Prezados leitores, na coluna desta semana destacamos o significado histórico da primeira constituição do Brasil proclamada no dia 25 de março de 1824, por Dom Pedro I, pelo fato de ser um importante passo para a consolidação da independência nacional e também, base da organização político-social do país.

Vale ressaltar neste sentido que, mesmo antes de dar fim aos laços coloniais, quando ainda era príncipe regente português, D. Pedro I teria articulado, em 1822, a formação de uma Assembleia Constituinte cuja missão seria a elaboração de uma constituição para o Brasil independente, tendo sido na ocasião convocado para tal, oitenta deputados representantes das quatorzes províncias que constituíam a então colônia.

Instalada em 3 de maio de 1823, a assembleia viria a ser dissolvida em 12 de novembro do mesmo ano pelo imperador, pelo fato das propostas dos constituintes fazerem referência à limitação dos seus poderes e a definição de atribuições ao Poder Executivo. Para justificar o ato, Dom Pedro declarou que convocaria outra Assembleia (...) a qual deverá trabalhar sobre o projeto de Constituição que eu lhe hei de breve apresentar “que será duplicadamente mais liberal, do que a extinta Assembleia acabou de fazer”.

Em vez de convocar uma nova Assembleia Constituinte D. Pedro I confere a tarefa ao Conselho de Estado, tomando por base o projeto que estava em discussão anteriormente.
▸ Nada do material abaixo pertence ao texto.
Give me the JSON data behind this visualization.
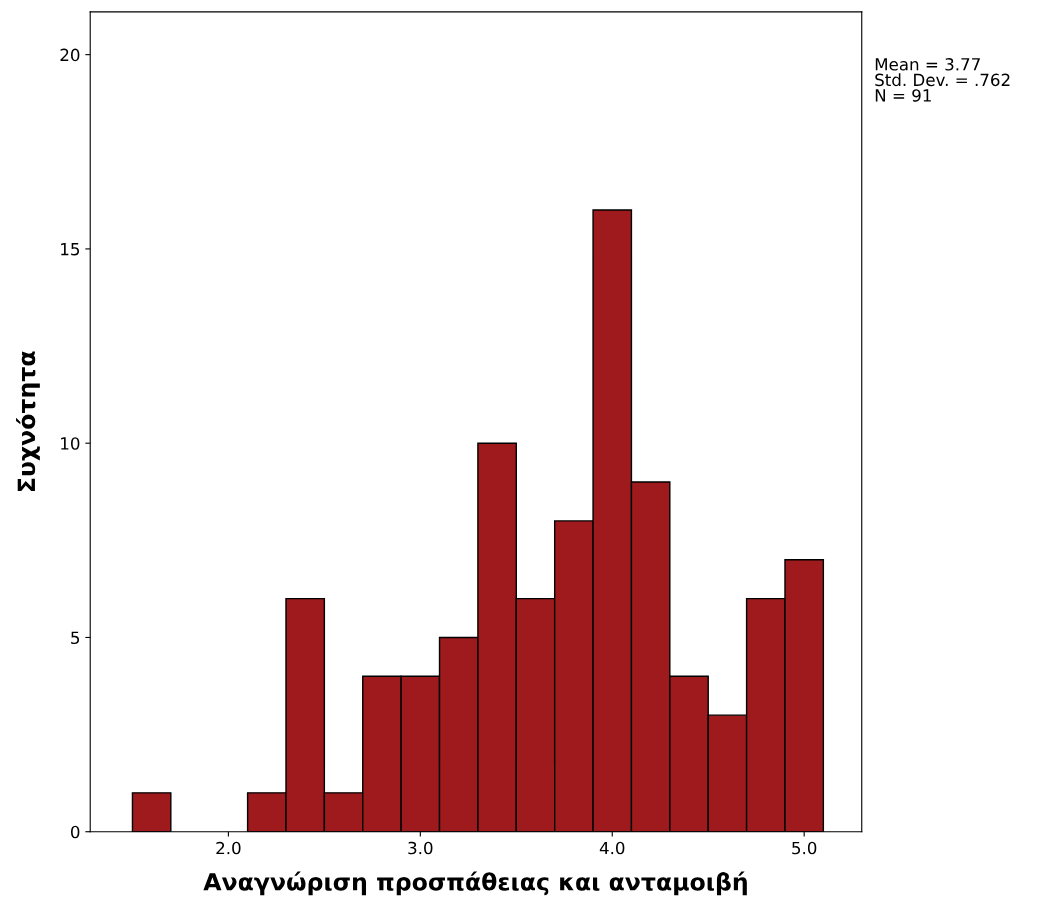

Para o efeito o Conselho baseou-se em diversas matizes teóricas, nomeadamente a experiência constitucional da Espanha de 1812 e da França de 1814, assim como do pensamento político de Benjamin Constant, para elaborar a constituição, procurando conciliar os princípios do liberalismo à manutenção da estrutura socioeconômica e a organização política do Estado monárquico e escravocrata emergente.
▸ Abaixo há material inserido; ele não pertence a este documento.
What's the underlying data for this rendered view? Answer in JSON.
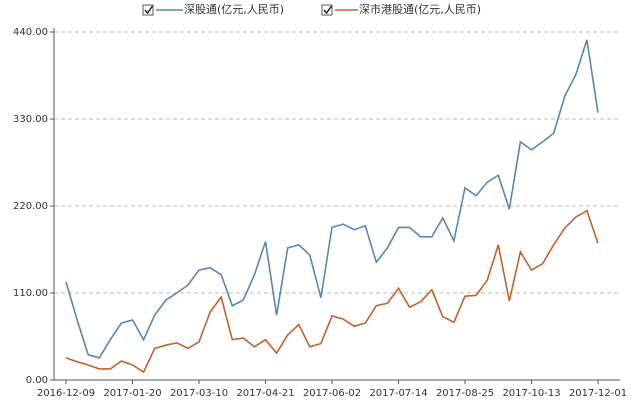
{
  "chart_data": {
    "type": "line",
    "categories": [
      "2016-12-09",
      null,
      null,
      null,
      null,
      null,
      "2017-01-20",
      null,
      null,
      null,
      null,
      null,
      "2017-03-10",
      null,
      null,
      null,
      null,
      null,
      "2017-04-21",
      null,
      null,
      null,
      null,
      null,
      "2017-06-02",
      null,
      null,
      null,
      null,
      null,
      "2017-07-14",
      null,
      null,
      null,
      null,
      null,
      "2017-08-25",
      null,
      null,
      null,
      null,
      null,
      "2017-10-13",
      null,
      null,
      null,
      null,
      null,
      "2017-12-01"
    ],
    "series": [
      {
        "name": "深股通(亿元,人民币)",
        "color": "#5688b0",
        "values": [
          124,
          76,
          32,
          28,
          51,
          72,
          76,
          51,
          82,
          101,
          110,
          120,
          139,
          142,
          133,
          94,
          101,
          133,
          175,
          82,
          167,
          171,
          158,
          104,
          193,
          197,
          190,
          195,
          149,
          167,
          193,
          193,
          181,
          181,
          205,
          176,
          243,
          233,
          250,
          259,
          216,
          301,
          291,
          301,
          312,
          359,
          386,
          430,
          338
        ]
      },
      {
        "name": "深市港股通(亿元,人民币)",
        "color": "#c0622d",
        "values": [
          28,
          23,
          19,
          14,
          14,
          24,
          19,
          10,
          40,
          44,
          47,
          40,
          48,
          86,
          105,
          51,
          53,
          42,
          51,
          34,
          57,
          70,
          42,
          46,
          81,
          77,
          68,
          72,
          94,
          97,
          116,
          92,
          99,
          114,
          80,
          73,
          106,
          107,
          126,
          171,
          100,
          162,
          139,
          147,
          171,
          192,
          206,
          214,
          173
        ]
      }
    ],
    "ylim": [
      0,
      440
    ],
    "yticks": [
      {
        "value": 0,
        "label": "0.00"
      },
      {
        "value": 110,
        "label": "110.00"
      },
      {
        "value": 220,
        "label": "220.00"
      },
      {
        "value": 330,
        "label": "330.00"
      },
      {
        "value": 440,
        "label": "440.00"
      }
    ],
    "grid": true
  }
}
Assim, em cerimônia solene realizada no dia 25 de março de 1824 na cidade de Rio de Janeiro, o imperador Dom Pedro I outorga a Constituição Política do Império do Brasil, em que se estabelecia u Governo monárquico, hereditário, constitucional, representativo e afirmava que (...) “o Império é a associação política a todos os cidadãos brasileiros”, estabelecendo que “cidadãos brasileiros” seriam aqueles que, nascidos no Brasil, fossem “ingênuos” subentendendo-se filhos de escravos nascidos livres ou libertos, além daqueles que, apesar de nascidos em Portugal ou em suas possessões residissem no Brasil (...) “na época em que se proclamou a independência”, e que tivessem aderido a ela.

A principal marca característica desta Constituição é a instituição de um quarto poder, o Moderador, ao lado do Executivo, Legislativo e Judiciário, que seria um poder exclusivo do monarca que assim, controlava a organização política de todo o império.